All 12 players on the U.S. team rank in the top 20 on the PGA Tour in scoring. Quite obviously, advantage USA.

Each of the 24 players competing this week are ranked in the top 35 in the world rankings, so there is no outlier to skew which team has the better or worse rankings.

Two other major categories to look at will indicate as much about each team heading into this weekend as anything.

The Euros, with just one rookie on the team, own an impressive 60-32-17 combined Ryder Cup record. Stout to say the least.

The U.S. team, which has four rookies, combines for just a 41-59-16 record. Underwhelming stuff right there.

Within those records, the Euros have a better singles record than you think. The United States has the advantage, but it isn't a very big one. The U.S. team is 15-10-3 in singles, while the European team is 11-13-2. Advantage Europe.

The most important statistic about these matches is about putting. It is always about putting.

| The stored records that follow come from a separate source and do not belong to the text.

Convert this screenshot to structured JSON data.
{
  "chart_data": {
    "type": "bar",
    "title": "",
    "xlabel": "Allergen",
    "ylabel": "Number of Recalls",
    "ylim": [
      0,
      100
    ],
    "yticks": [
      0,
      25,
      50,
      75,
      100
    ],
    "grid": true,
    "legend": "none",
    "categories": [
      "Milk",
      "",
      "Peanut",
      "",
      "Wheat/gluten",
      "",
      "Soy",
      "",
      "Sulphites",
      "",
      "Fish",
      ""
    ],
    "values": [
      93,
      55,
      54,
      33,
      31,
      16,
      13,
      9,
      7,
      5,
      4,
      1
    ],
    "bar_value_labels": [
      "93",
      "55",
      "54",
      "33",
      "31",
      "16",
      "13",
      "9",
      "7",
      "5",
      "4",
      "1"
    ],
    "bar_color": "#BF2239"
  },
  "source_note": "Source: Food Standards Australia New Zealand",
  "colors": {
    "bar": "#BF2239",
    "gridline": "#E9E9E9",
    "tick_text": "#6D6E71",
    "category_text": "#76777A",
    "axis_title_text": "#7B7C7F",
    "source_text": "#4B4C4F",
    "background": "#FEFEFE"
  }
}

Brandt Snedeker used his putter to win the Tour Championship and FedExCup last week. And he tops the PGA Tour in putts per round. Four of his teammates rank between 10th and 26th in that category.

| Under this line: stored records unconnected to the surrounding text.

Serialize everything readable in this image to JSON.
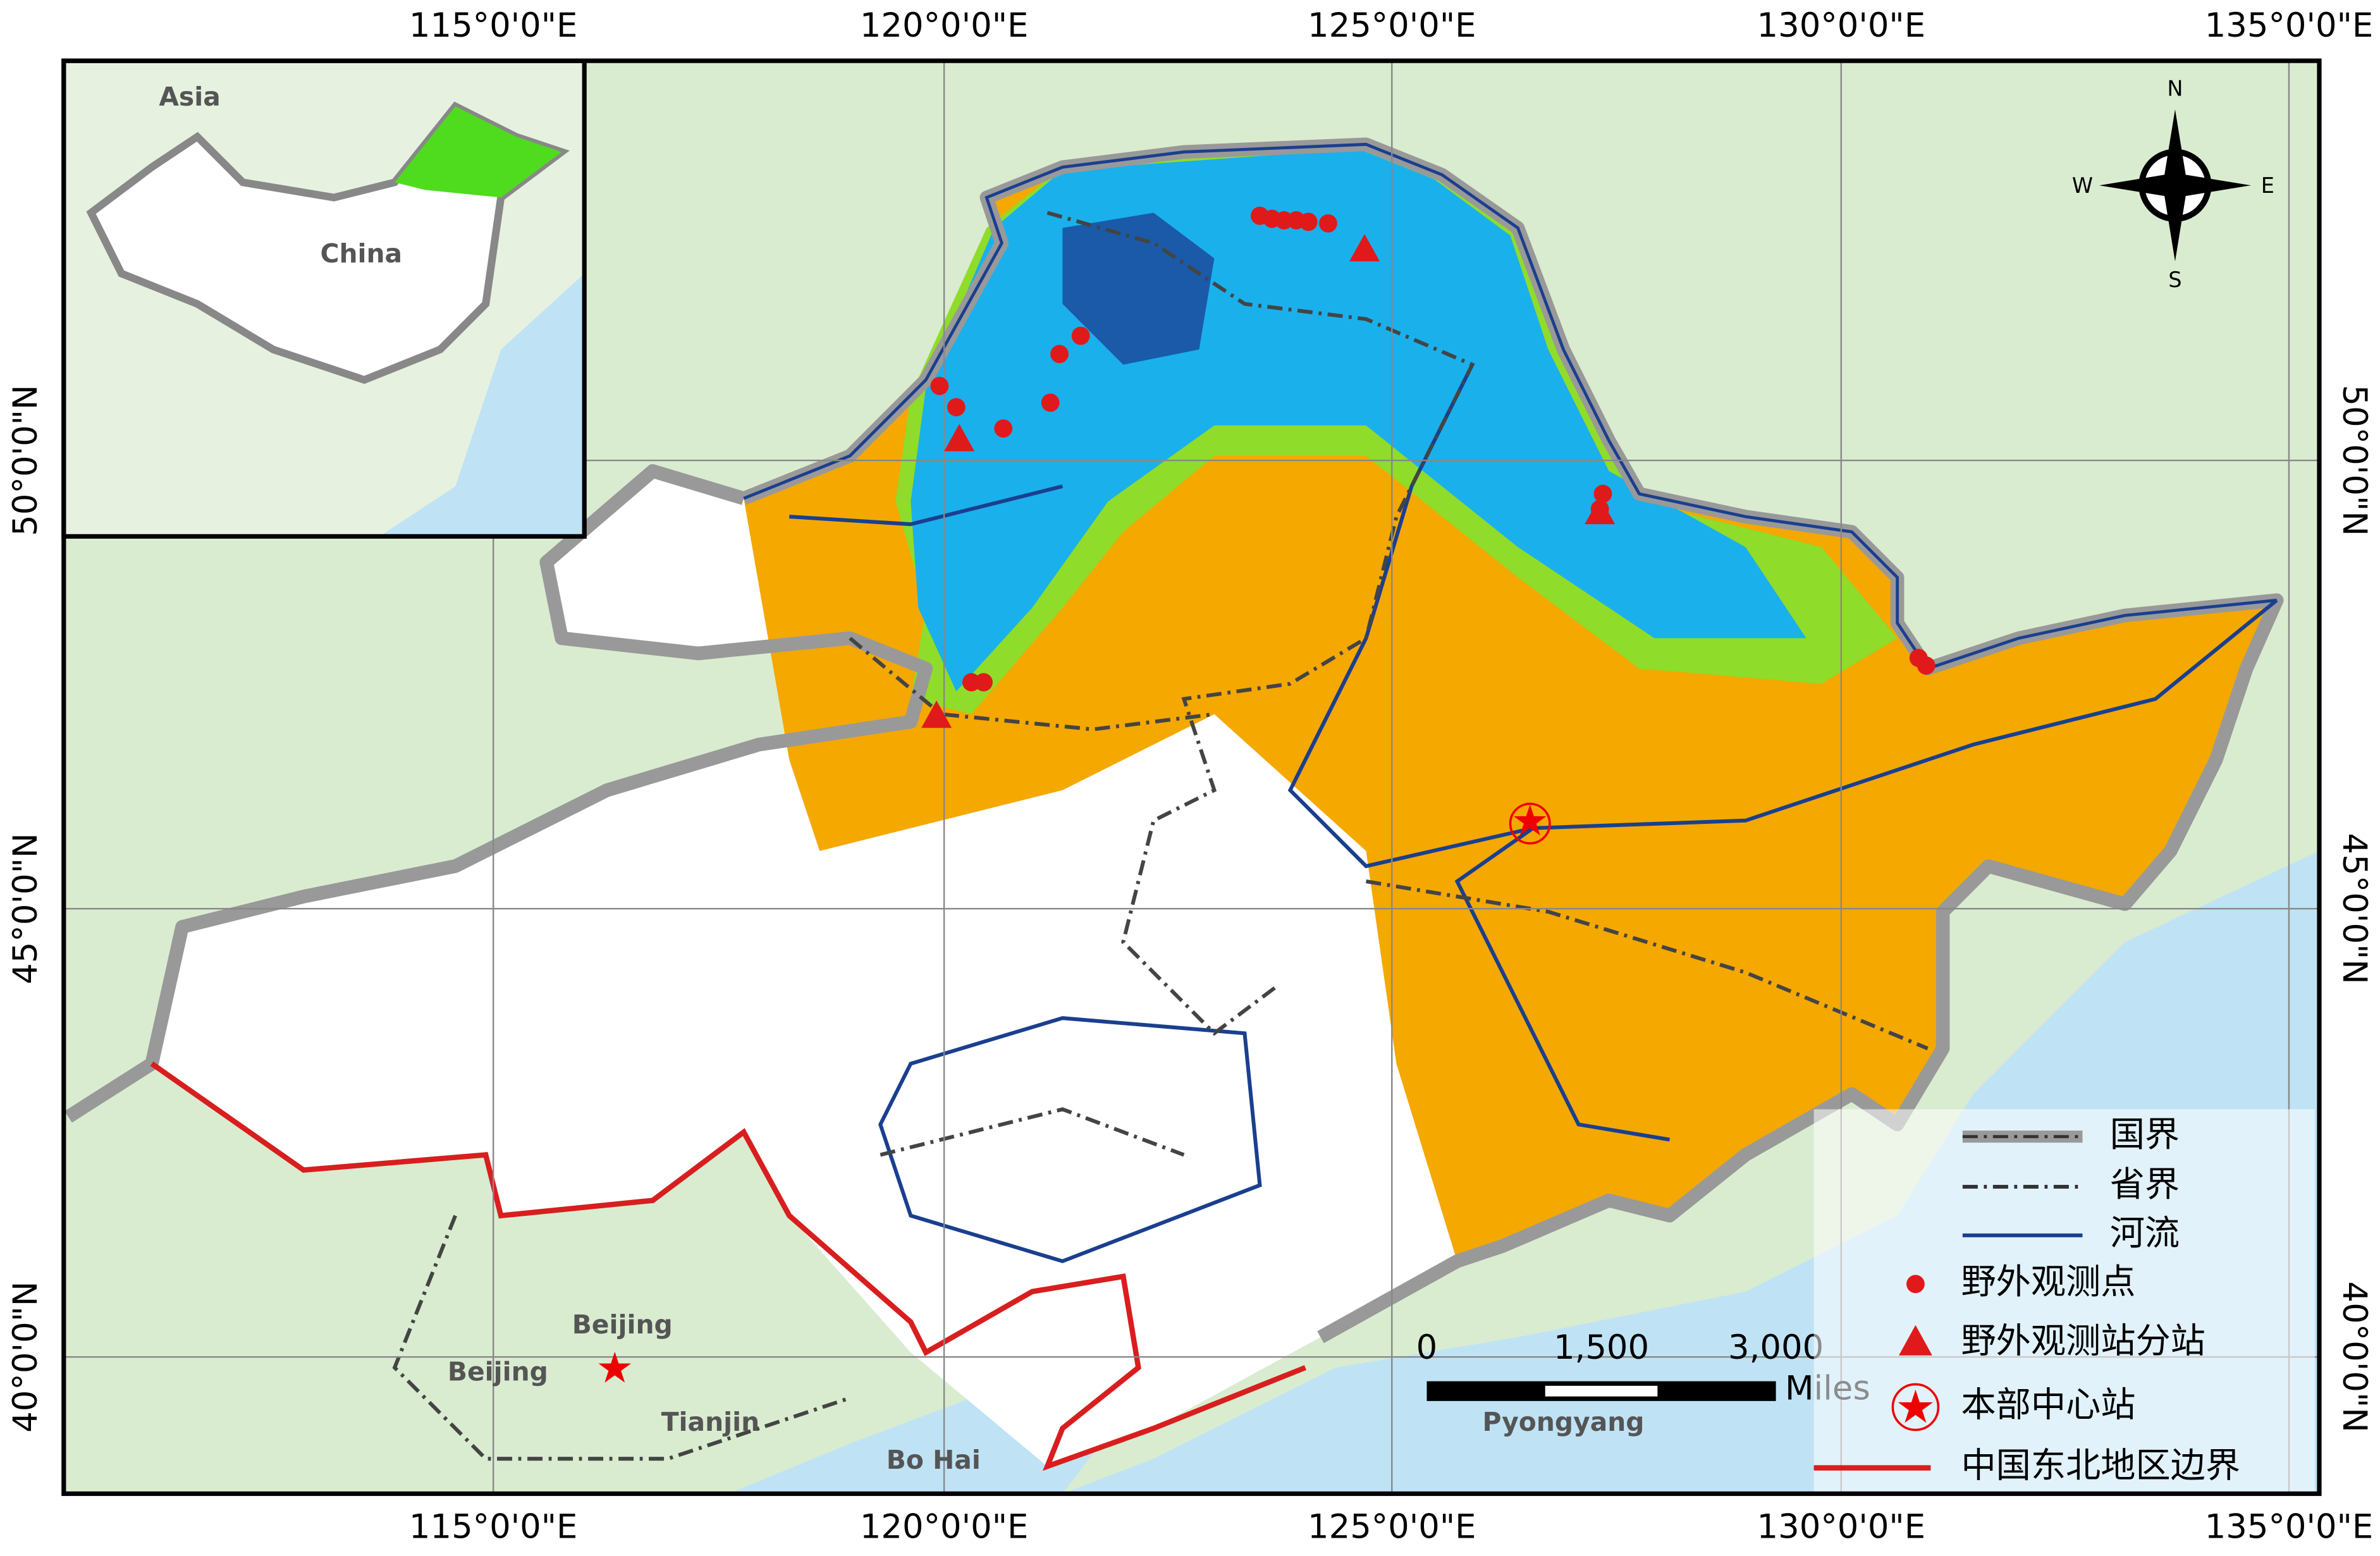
{
  "map": {
    "x_ticks": [
      "115°0'0\"E",
      "120°0'0\"E",
      "125°0'0\"E",
      "130°0'0\"E",
      "135°0'0\"E"
    ],
    "y_ticks": [
      "50°0'0\"N",
      "45°0'0\"N",
      "40°0'0\"N"
    ],
    "compass": {
      "n": "N",
      "s": "S",
      "e": "E",
      "w": "W"
    },
    "scale_bar": {
      "labels": [
        "0",
        "1,500",
        "3,000"
      ],
      "unit": "Miles"
    },
    "legend": [
      "国界",
      "省界",
      "河流",
      "野外观测点",
      "野外观测站分站",
      "本部中心站",
      "中国东北地区边界"
    ],
    "inset_labels": [
      "Asia",
      "China"
    ],
    "place_labels": [
      "Beijing",
      "Beijing",
      "Tianjin",
      "Bo Hai",
      "Pyongyang"
    ]
  }
}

Three Europeans who mainly play on the PGA Tour are ranked between 11th and 29th, but they also have three of the top 24 putters in the European Tour stats. Since Luke Donald is ranked on both tours, we'll call that a push with both teams having five players ranked in the top 30.

It looks as though the U.S. team has the statistical edge, but that team record for the European squad is formidable. Maybe we'll have the first tie since 1989.

Or not! I'm going with the United States in a narrow one- or two-point win.

LEWIS GUNNING FOR YANI

Stacy Lewis went to the University of Arkansas just hoping to make the team. She entered school coming off back surgery to correct scoliosis.

Not only did she make the Razorbacks team, Lewis went on to become a four-time All-American after sitting out her freshman year while recovering from her back surgery.

Lewis qualified for the U.S. Women's Open during her junior year and was declared the winner at the LPGA NW Arkansas Championship. The win was unofficial as the tournament was shortened to just 18 holes due to rain.

She went on to become Southeastern Conference Player of the Year in her senior season and earned her way onto the LPGA via Q School after graduation.

Now in her fourth full season on the tour, she collected her third win of the season last weekend, and it also was her fourth LPGA Tour victory. Lewis has now set her sites on bigger things.

Lewis' new goal is to top Yani Tseng for the No. 1 spot in the world rankings. As good a season as she's had, Lewis is still 4.55 average points behind Tseng.

In layman's terms, Lewis would have to win the final six tournaments of the season on the LPGA Tour, and she still wouldn't earn enough points to pass Tseng.

That being said, Lewis surely has the game to give Tseng a run for her money. The battle for the top spot in the rankings will likely get more intense sometime early next summer.

MINI-TIDBITS

* I hope the U.S. Ryder Cup team doesn't become infatuated with beating world No. 1 Rory McIlroy. He is only one player on a deep European squad. Don't sell these Euros short, they have a strong team, even if you don't know all the players' names.

* Last weekend, Danny Lee narrowly missed becoming the first player in Web.com Tour history to successfully defend a title. He finished second, thus becoming the fourth person in tour history to end second in a title defense.